With that alternative in mind, is the design intended to:
(a) Make the protocol more directly modular/extensible, i.e., reduce the need for frequent StarkNet OS upgrades?
(b) Decentralize upgrades to the protocol, i.e., change who has power to make modifications?
(c) Other?
It’s (b), let me elaborate: making any change to the OS is a really big deal, a lot of implications. My suggestion allows any anon to suggest a PP that will become later a CPP, safely. First, the ecosystem will use outside of the OS, and later, after scrutiny and discussion, it’ll be easier to accept into the OS and have the OS rely on it.
Would new CPPs be canonized purely via on-chain tx, or would StarkNet client developers need to release new clients that support a new CPP?
A good CPP will be something whose output is written into the OS (say, median tx fee / size over past day). Then, some clients will decide to also display/use it. But that really would depend on the specific program executed
How might this quandary be handled? Would CPPs need a way to reserve “worst case” fees from each transactor at the time of their transaction, and later offer refunds?
This is another example of needing to price things now, that will be paid later. This issue also arises with standard StarkNet txs, that are paid for at sequencing time, but loaded onchain in bulk later as part of a proof. Requires more thought… One option is to have a CPP funding pool that funds this. Another point is that some CPPs won’t necessarily cost all that much (like posting median tx).
Sure, I think @bbrandtom had a cool example, I’ll let him share it
Canonized PPs are always run? for all chunks?
Are they uniform in the chunks they run on?
That is, can we correlate the results of different PP programs, because they always relate to the same chunks?
Not entirely clear on the data flow here - is the result of PP, run in the OS, available as input to other transactions? or other PPs?
(also related to the previous point) - do you envision CPPs being composed?
Part of canonization also has to answer this question, i.e., some CPPs may be needed to be run every day, while others might be out there for anyone to use if there’s a need. For example, maybe you don’t need to know the median tx size every day. I do think that a CPP should be deterministic, i.e., that no matter who runs it on a certain chunk, you’ll get the same answer.
I’d say the answer is yes.

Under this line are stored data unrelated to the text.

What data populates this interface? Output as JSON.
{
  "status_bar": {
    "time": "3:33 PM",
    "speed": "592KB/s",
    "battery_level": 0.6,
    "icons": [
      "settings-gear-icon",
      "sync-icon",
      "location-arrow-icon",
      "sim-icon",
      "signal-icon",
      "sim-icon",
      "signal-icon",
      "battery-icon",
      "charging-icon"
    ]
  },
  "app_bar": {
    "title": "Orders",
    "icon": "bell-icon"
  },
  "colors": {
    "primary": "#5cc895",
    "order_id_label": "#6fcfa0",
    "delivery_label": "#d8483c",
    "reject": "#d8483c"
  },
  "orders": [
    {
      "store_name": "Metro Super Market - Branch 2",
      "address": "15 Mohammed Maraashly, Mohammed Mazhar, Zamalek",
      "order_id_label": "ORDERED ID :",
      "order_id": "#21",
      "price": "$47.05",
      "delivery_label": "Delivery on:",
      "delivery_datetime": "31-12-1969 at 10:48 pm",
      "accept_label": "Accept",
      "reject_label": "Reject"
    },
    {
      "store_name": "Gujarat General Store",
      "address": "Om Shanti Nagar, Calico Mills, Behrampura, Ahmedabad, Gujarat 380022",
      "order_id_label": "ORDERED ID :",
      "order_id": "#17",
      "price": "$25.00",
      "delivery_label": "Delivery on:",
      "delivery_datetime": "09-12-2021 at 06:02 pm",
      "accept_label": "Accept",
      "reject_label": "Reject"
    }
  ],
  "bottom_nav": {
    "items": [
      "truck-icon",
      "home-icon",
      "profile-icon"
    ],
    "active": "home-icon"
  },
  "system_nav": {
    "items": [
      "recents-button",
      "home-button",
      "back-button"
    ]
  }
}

If the output isn’t consumed by any further app, then no point in having it canonized.
I suppose the answer should be Yes, through the same governance mechanism that got it in there in the first place.

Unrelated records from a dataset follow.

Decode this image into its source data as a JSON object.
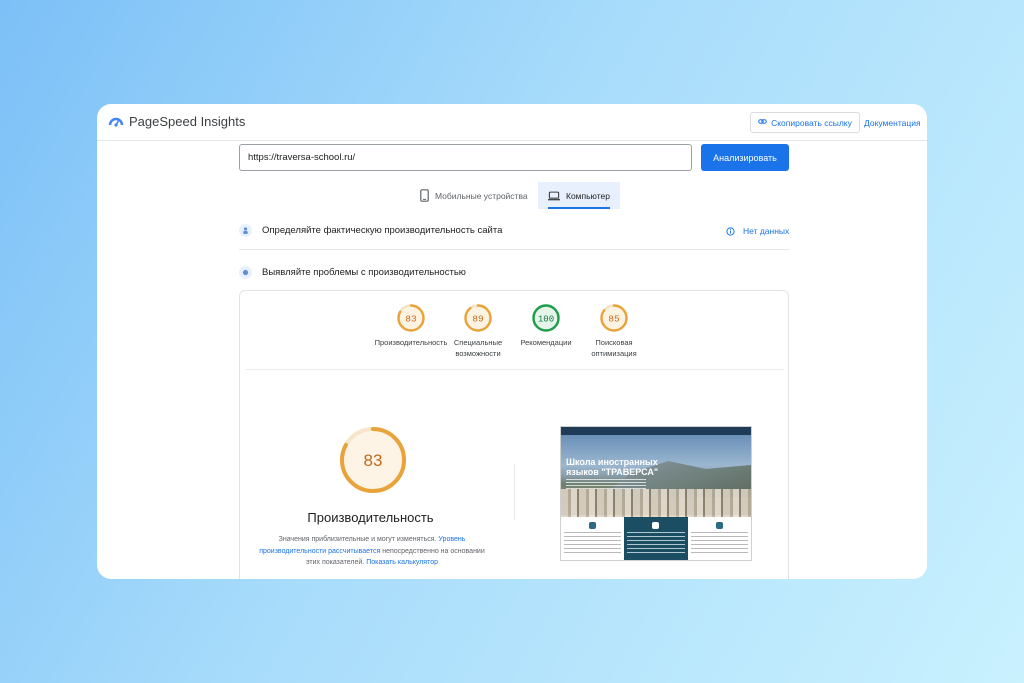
{
  "header": {
    "app_name": "PageSpeed Insights",
    "copy_link_label": "Скопировать ссылку",
    "docs_label": "Документация"
  },
  "url_bar": {
    "value": "https://traversa-school.ru/",
    "analyze_label": "Анализировать"
  },
  "tabs": [
    {
      "label": "Мобильные устройства",
      "active": false
    },
    {
      "label": "Компьютер",
      "active": true
    }
  ],
  "field_data": {
    "title": "Определяйте фактическую производительность сайта",
    "status": "Нет данных"
  },
  "lab_data": {
    "title": "Выявляйте проблемы с производительностью"
  },
  "scores": [
    {
      "value": 83,
      "label": "Производительность",
      "color": "#e8a33a"
    },
    {
      "value": 89,
      "label": "Специальные возможности",
      "color": "#e8a33a"
    },
    {
      "value": 100,
      "label": "Рекомендации",
      "color": "#1e9e4a"
    },
    {
      "value": 85,
      "label": "Поисковая оптимизация",
      "color": "#e8a33a"
    }
  ],
  "performance": {
    "score": 83,
    "title": "Производительность",
    "desc_1": "Значения приблизительные и могут изменяться. ",
    "desc_link_1": "Уровень производительности рассчитывается",
    "desc_2": " непосредственно на основании этих показателей. ",
    "desc_link_2": "Показать калькулятор"
  },
  "site_preview": {
    "title": "Школа иностранных языков \"ТРАВЕРСА\""
  },
  "colors": {
    "accent": "#1a73e8",
    "average": "#e8a33a",
    "good": "#1e9e4a"
  }
}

I think we’ll also need to define whether runs can be correlated.
Especially if we want some sort of composition between PPs, or other applications.
I think they should, and therefore simplify the design for this (with a trade off on some loss of generality).
Won’t this create an issue of backward compatibility?
At least you’ll need to track dependencies on PPs, so when you remove a PP, you’ll know what breaks.
Another question:
What if there’s a bug in some CPP, say an unforeseen edge case.
Does this mean proofs for state update (runs of the OS) will fail, until this CPP is fixed/removed?